Get Curious and Embrace Complexity: How To Solve the PR Measurement Dilemma

Humans beings are very complicated.

We’ve never made decisions based on a purely rational, objective assessment of what’s in our self-interest, nor do we behave and react in perfectly predictable ways.

Humans are fickle, mysterious and sometimes outright ridiculous. Consider the dozens of cognitive biases (that we know of!) that make our decisions unpredictable. Not to mention the powerful and important role that emotions play in helping us react and respond quickly to events.

But in a world of wonderfully complex humans, understanding people is quite hard. We can never know truly how another person is thinking, let alone how the 70 million people in the UK or the 7 billion people around the world are thinking. There are simply too many variables to know for sure – we can only try.

This has huge implications for PR and our ability to do measurement.

How PR Deals With Measurement

PR is based on a simple yet challenging proposition: that an organisation’s relationships with the millions (or billions) of people who encounter them can be managed and improved in a systematic way. We know that it works – there are countless case studies of PR helping businesses to grow and achieve their goals.

But PR is a very human profession. We help businesses to interact with stakeholders, but we only have imperfect information on how they think or what determines how they behave.

This makes measurement an especially difficult challenge. If it’s impossible to understand every factor that goes into a person’s opinions or decisions, how do we know if our tactics are working? How do we know how much that boost in sales can be attributed to PR? And how do we prove that PR offers good value for money?

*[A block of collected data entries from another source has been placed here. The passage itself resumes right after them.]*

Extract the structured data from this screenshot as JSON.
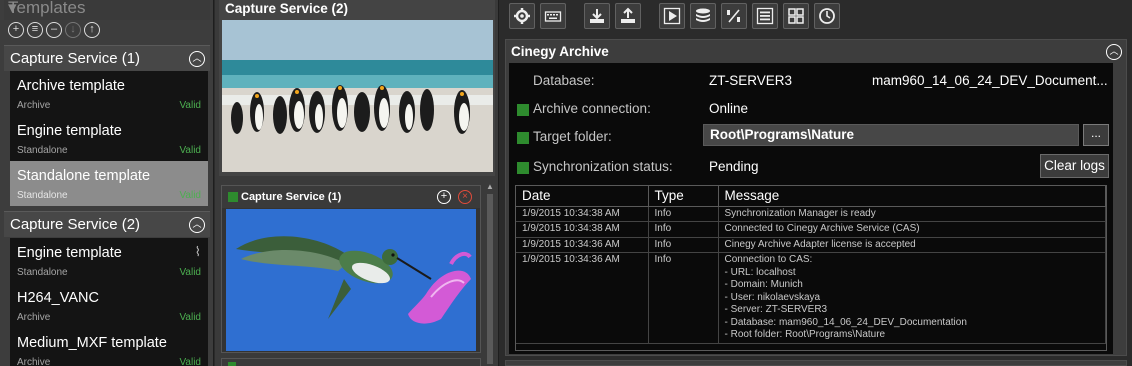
{
  "templates_panel": {
    "title": "Templates",
    "pin_glyph": "▾",
    "tool_icons": [
      "add-icon",
      "list-icon",
      "minus-icon",
      "download-icon",
      "upload-icon"
    ],
    "groups": [
      {
        "title": "Capture Service (1)",
        "items": [
          {
            "name": "Archive template",
            "kind": "Archive",
            "status": "Valid"
          },
          {
            "name": "Engine template",
            "kind": "Standalone",
            "status": "Valid"
          },
          {
            "name": "Standalone template",
            "kind": "Standalone",
            "status": "Valid",
            "selected": true
          }
        ]
      },
      {
        "title": "Capture Service (2)",
        "items": [
          {
            "name": "Engine template",
            "kind": "Standalone",
            "status": "Valid",
            "attachment": true
          },
          {
            "name": "H264_VANC",
            "kind": "Archive",
            "status": "Valid"
          },
          {
            "name": "Medium_MXF template",
            "kind": "Archive",
            "status": "Valid"
          }
        ]
      }
    ]
  },
  "capture_panel": {
    "service_2_title": "Capture Service (2)",
    "service_1_title": "Capture Service (1)",
    "service_1_status_color": "#2e8b2e"
  },
  "toolbar": {
    "icons": [
      "settings-icon",
      "keyboard-icon",
      "import-icon",
      "export-icon",
      "play-icon",
      "database-icon",
      "percent-icon",
      "list-icon",
      "grid-icon",
      "clock-icon"
    ]
  },
  "archive": {
    "title": "Cinegy Archive",
    "database_label": "Database:",
    "database_server": "ZT-SERVER3",
    "database_name": "mam960_14_06_24_DEV_Document...",
    "connection_label": "Archive connection:",
    "connection_value": "Online",
    "folder_label": "Target folder:",
    "folder_value": "Root\\Programs\\Nature",
    "browse_label": "...",
    "sync_label": "Synchronization status:",
    "sync_value": "Pending",
    "clear_logs_label": "Clear logs",
    "status_color": "#2e8b2e",
    "log": {
      "columns": [
        "Date",
        "Type",
        "Message"
      ],
      "rows": [
        {
          "date": "1/9/2015 10:34:38 AM",
          "type": "Info",
          "message": [
            "Synchronization Manager is ready"
          ]
        },
        {
          "date": "1/9/2015 10:34:38 AM",
          "type": "Info",
          "message": [
            "Connected to Cinegy Archive Service (CAS)"
          ]
        },
        {
          "date": "1/9/2015 10:34:36 AM",
          "type": "Info",
          "message": [
            "Cinegy Archive Adapter license is accepted"
          ]
        },
        {
          "date": "1/9/2015 10:34:36 AM",
          "type": "Info",
          "message": [
            "Connection to CAS:",
            "- URL: localhost",
            "- Domain: Munich",
            "- User: nikolaevskaya",
            "- Server: ZT-SERVER3",
            "- Database: mam960_14_06_24_DEV_Documentation",
            "- Root folder: Root\\Programs\\Nature"
          ]
        }
      ]
    }
  }
}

Certainly, a lot of work and effort has been put into improving PR measurement across the industry. We are long past the days of measuring PR purely on Advertising Value Equivalency (AVE). Today, PRs demonstrate their value and ability to provide ROI based on building relationships with key stakeholders. The internet and social media have opened up the range of options for measurement and evaluation, providing fast and accessible data not only on what coverage has been secured, but also the level of engagement, the number of shares, and the interests and demographics of their readers. Even doing an automated sentiment analysis of how readers are reacting to a news story is coming within our reach.

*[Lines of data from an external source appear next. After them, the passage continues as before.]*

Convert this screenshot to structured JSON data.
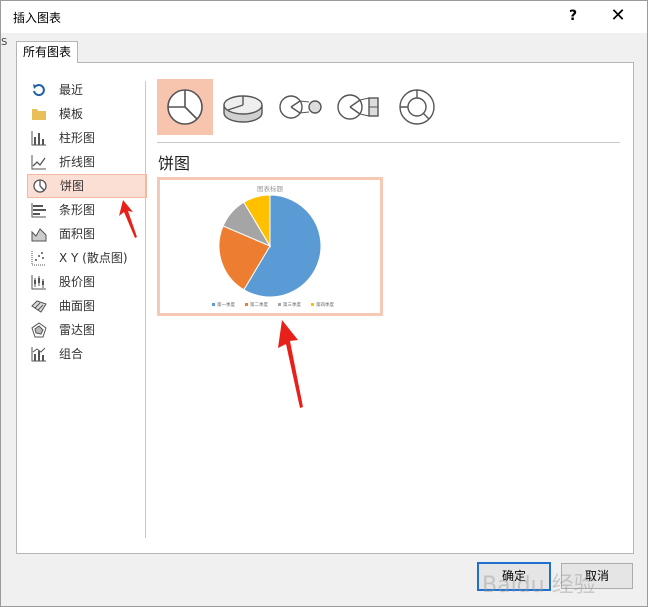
{
  "window": {
    "title": "插入图表",
    "help": "?",
    "close": "✕",
    "edge_text": "S"
  },
  "tab": "所有图表",
  "sidebar": {
    "items": [
      {
        "label": "最近",
        "icon": "recent-arrow-icon"
      },
      {
        "label": "模板",
        "icon": "folder-icon"
      },
      {
        "label": "柱形图",
        "icon": "column-chart-icon"
      },
      {
        "label": "折线图",
        "icon": "line-chart-icon"
      },
      {
        "label": "饼图",
        "icon": "pie-chart-icon",
        "selected": true
      },
      {
        "label": "条形图",
        "icon": "bar-chart-icon"
      },
      {
        "label": "面积图",
        "icon": "area-chart-icon"
      },
      {
        "label": "X Y (散点图)",
        "icon": "scatter-chart-icon"
      },
      {
        "label": "股价图",
        "icon": "stock-chart-icon"
      },
      {
        "label": "曲面图",
        "icon": "surface-chart-icon"
      },
      {
        "label": "雷达图",
        "icon": "radar-chart-icon"
      },
      {
        "label": "组合",
        "icon": "combo-chart-icon"
      }
    ]
  },
  "subtypes": [
    {
      "icon": "pie-icon",
      "selected": true
    },
    {
      "icon": "3d-pie-icon"
    },
    {
      "icon": "pie-of-pie-icon"
    },
    {
      "icon": "bar-of-pie-icon"
    },
    {
      "icon": "doughnut-icon"
    }
  ],
  "chart_heading": "饼图",
  "chart_data": {
    "type": "pie",
    "title": "图表标题",
    "categories": [
      "第一季度",
      "第二季度",
      "第三季度",
      "第四季度"
    ],
    "values": [
      8.2,
      3.2,
      1.4,
      1.2
    ],
    "colors": [
      "#5b9bd5",
      "#ed7d31",
      "#a5a5a5",
      "#ffc000"
    ],
    "legend": "bottom"
  },
  "buttons": {
    "ok": "确定",
    "cancel": "取消"
  },
  "watermark": "Baidu 经验"
}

The International Association for Measurement and Evaluation of Communication (AMEC) has been one of the key drivers in establishing industry-wide standards for measurement and evaluation. Through the Barcelona Principles (established 2010 and updated 2015), a number of core expectations have been established – i.e. you can’t just measure AVE and outputs; you need to measure business outcomes, incorporate quantitative and qualitative methods, and be transparent and consistent.

Alongside this, AMEC’s Valid Metrics Framework has helped to structure our thinking. By putting the PR process into a set of matrices and campaign phases, we are guided into thinking about measuring a wider range of factors in the PR process.

And of course a whole host of thought leadership has been put forward on the subject. The website prguidetomeasurement.org is a particularly useful resource on this.

The Crucial Element That PR Measurement Is Missing

These innovations have been hugely important. Going beyond press clippings to analyse engagement, brand awareness, business outcomes, and a host of other factors has done much to enrich PR, prove its value, and enhance evaluation.

But we can go further.

Yes, it is useful to measure the number of likes and comments a LinkedIn post gets as part of measuring engagement. After all, we can compare that data to previous posts and see whether this campaign was more effective at encouraging engagement from more people.

But aren’t you curious about why you got those likes? What part of your PR campaign worked? Why did it work with this stakeholder but not that stakeholder?

Let’s take this curiosity and explore it further. What if instead of focusing our measuring instruments solely on concepts like engagement, we looked behind them? Instead of just measuring engagement, we measure the process that leads a stakeholder towards their decision to engage.

This means asking questions like:

  • What leads a member of my target audience to like a LinkedIn post?
  • What variables are involved in that decision, and which of those variables can a PR campaign influence?
  • How successful has my PR campaign been in getting people to travel that pathway? What other pathways exist, and how can we find them?

This is much more difficult to do, but so much more rewarding. If we can track the processes behind factors like awareness, decisions to engage, decisions to buy, etc., we get a much more complete picture of what PR is doing.

By embracing complexity, we can see the world in more detail and evaluate our actions and approaches accordingly. We can get closer to the people we are seeking to relate to, and closer to the core of what PR is all about.

Of course we don’t know all the variables that go into human decision making and opinion forming in the areas that PR is interested in. We may never know. But the more we explore and we seek to expand our knowledge, the more we will be able to measure and understand.